Michael Covitt, chairman of the Malian Manuscript Foundation, called them "the most important find since the Dead Sea Scrolls."
These writings are the common heritage of all of humanity, it is a tragedy and a crime that anyone would destroy them.
http://blogs.reuters.com/faithworld/201 ... hind-them/
(Librarian Aboubakar Yaro examines an Islamic manuscript from the 17th century at the Djenne Library of Manuscipts, in Djenne, September 1, 2012. Librarians from the northern Malian town of Timbuktu–besieged since April by Al-Qaeda linked Islamists–are urging the digitization of Djenne’s manuscripts. Picture taken September 1, 2012. REUTERS/Joe Penney )
The burning of a library housing thousands of ancient manuscripts in Mali’s desert city of Timbuktu is just the latest act of destruction by Islamist fighters who have spent months smashing graves and holy shrines in the World Heritage site.
The United Nations cultural body UNESCO said it was trying to find out the precise damage done to the Ahmed Baba Institute, a modern building that contains priceless documents dating back to the 13th century.
The manuscripts are “uniquely valuable and testify to a long tradition of learning and cultural exchange,” said UNESCO spokesman Roni Amelan. “So we are horrified.”
But if they are horrified, historians and religious scholars are unlikely to have been surprised by this gesture of defiance by Islamist rebels fleeing the ancient trading post on the threshold of the Sahara as French and Malian troops moved in.
“It was one of the greatest libraries of Islamic manuscripts in the world,” said Marie Rodet, an African history lecturer at London’s School of Oriental and African Studies.
“It’s pure retaliation. They knew they were losing the battle and they hit where it really hurts,” she told Reuters.
http://www.foxnews.com/world/2013/01/29 ... -timbuktu/
"The Malian military is in control of Timbuktu," Modibo Traore told The Associated Press on Tuesday morning.

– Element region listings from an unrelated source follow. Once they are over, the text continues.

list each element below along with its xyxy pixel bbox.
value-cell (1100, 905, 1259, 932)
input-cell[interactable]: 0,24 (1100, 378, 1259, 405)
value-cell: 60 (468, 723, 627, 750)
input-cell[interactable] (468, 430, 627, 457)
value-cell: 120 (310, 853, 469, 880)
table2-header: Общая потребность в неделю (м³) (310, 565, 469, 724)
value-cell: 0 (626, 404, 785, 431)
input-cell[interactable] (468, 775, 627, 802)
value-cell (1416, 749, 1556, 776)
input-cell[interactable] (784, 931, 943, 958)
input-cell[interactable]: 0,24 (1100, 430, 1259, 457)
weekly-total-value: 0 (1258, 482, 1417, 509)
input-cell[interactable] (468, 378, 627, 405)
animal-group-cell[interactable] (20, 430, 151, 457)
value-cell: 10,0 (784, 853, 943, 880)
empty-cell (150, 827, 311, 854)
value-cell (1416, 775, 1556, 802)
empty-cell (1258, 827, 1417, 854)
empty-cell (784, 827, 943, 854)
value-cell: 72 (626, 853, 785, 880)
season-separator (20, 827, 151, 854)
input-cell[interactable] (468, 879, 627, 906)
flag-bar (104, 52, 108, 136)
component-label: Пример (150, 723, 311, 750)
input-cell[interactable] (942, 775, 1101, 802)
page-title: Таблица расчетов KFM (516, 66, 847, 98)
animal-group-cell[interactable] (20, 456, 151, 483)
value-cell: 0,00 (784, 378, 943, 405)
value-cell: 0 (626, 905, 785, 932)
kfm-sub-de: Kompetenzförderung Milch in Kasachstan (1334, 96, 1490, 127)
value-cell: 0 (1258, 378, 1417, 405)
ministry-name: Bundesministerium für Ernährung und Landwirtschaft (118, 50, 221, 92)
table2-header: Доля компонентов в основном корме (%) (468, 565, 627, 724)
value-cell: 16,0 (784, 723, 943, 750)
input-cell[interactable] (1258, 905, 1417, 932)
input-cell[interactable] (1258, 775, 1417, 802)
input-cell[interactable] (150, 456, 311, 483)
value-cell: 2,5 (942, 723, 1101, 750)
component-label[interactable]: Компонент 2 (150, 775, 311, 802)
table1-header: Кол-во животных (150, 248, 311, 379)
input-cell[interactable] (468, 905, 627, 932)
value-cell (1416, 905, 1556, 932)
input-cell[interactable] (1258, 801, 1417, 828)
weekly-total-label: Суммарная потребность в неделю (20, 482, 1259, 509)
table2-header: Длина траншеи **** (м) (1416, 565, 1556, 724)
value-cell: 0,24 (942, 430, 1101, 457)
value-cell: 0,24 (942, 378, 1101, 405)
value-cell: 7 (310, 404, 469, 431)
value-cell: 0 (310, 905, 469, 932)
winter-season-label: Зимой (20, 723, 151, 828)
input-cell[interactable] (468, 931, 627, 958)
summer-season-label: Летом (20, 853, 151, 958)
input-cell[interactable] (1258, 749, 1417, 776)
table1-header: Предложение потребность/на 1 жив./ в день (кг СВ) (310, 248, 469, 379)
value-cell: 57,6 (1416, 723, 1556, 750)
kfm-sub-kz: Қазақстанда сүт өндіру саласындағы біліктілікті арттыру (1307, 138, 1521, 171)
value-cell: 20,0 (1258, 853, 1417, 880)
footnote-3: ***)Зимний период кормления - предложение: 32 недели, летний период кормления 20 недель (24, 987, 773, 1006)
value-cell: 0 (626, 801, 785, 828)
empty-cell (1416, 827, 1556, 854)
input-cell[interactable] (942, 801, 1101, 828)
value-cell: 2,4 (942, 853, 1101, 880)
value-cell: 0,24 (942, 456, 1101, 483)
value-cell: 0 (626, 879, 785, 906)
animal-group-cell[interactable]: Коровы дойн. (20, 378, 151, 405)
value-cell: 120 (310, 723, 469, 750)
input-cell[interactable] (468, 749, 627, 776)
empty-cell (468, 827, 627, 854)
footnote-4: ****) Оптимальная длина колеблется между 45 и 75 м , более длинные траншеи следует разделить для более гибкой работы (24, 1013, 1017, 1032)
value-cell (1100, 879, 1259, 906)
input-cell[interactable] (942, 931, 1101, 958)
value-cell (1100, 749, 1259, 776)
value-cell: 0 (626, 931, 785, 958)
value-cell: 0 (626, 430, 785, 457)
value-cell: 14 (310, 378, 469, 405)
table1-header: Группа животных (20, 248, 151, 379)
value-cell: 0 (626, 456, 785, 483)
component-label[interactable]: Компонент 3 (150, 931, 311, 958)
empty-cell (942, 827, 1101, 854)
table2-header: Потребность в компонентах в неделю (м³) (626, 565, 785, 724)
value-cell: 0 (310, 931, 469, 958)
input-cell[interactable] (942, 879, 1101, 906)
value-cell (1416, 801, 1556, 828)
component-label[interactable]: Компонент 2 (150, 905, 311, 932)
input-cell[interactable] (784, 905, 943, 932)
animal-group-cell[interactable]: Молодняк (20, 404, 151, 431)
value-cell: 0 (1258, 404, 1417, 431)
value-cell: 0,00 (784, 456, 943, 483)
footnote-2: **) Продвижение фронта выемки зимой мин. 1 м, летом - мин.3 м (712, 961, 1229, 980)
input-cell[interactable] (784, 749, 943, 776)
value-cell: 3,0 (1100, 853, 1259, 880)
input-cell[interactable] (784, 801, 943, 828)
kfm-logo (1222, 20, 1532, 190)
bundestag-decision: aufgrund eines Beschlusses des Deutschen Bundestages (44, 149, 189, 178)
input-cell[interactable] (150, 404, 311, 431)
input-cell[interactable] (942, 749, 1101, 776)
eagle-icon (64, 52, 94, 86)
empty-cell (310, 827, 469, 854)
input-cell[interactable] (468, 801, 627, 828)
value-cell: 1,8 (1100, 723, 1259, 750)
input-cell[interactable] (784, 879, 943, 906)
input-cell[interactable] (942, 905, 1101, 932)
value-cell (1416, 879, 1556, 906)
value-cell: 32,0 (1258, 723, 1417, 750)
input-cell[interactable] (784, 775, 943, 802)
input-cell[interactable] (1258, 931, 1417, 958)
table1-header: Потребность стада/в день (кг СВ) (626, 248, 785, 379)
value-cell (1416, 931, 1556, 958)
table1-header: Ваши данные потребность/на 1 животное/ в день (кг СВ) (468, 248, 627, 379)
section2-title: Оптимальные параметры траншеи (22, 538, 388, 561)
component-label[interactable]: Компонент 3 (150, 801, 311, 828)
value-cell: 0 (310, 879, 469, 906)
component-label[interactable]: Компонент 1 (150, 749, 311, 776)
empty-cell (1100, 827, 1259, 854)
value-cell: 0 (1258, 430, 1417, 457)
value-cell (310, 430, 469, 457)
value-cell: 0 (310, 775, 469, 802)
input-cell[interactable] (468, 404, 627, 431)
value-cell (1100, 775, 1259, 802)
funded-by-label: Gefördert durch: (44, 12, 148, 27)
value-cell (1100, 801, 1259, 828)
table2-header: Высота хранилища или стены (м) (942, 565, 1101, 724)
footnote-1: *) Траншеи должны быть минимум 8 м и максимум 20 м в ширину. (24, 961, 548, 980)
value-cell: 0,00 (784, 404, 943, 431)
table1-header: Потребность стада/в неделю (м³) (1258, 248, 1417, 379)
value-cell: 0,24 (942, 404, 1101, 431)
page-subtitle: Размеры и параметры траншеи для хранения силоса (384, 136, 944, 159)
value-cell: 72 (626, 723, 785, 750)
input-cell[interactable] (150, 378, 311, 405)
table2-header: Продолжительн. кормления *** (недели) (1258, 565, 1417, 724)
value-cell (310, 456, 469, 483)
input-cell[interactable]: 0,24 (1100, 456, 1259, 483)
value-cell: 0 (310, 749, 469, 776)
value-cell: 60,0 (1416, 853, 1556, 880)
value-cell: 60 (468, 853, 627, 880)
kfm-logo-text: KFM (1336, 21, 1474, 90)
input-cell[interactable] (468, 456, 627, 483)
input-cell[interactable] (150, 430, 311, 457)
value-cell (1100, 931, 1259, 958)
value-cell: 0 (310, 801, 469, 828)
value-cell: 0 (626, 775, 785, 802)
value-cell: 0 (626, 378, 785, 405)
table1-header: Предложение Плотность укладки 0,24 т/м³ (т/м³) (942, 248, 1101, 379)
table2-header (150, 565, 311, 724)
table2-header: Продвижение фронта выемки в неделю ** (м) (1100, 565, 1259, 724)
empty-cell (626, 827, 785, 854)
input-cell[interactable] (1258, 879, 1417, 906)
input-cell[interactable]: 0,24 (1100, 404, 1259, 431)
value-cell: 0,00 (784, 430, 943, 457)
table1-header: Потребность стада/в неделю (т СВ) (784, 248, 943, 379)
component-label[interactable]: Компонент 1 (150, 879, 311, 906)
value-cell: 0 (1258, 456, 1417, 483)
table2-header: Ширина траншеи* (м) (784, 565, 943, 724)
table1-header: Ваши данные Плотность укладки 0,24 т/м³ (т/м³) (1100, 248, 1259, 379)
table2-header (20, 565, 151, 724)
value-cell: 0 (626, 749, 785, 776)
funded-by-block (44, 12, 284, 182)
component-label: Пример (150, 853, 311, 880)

The French military operation began more than two weeks ago and has so far met little resistance though experts warn it will be harder to hold on to the towns than it was to recapture them from the Islamists.
Photos released by the French military showed throngs of jubilant residents greeting the arrival of troops in the town, where Islamists whipped women for going outside without veils and amputated the hand of a suspected thief.
This story reminds me of the stories we got out of Kabul, Afghanistan in 2003 showing men getting their beards trimmed or shaved off after the Taliban was driven out of the city. How long will the peace and happiness last?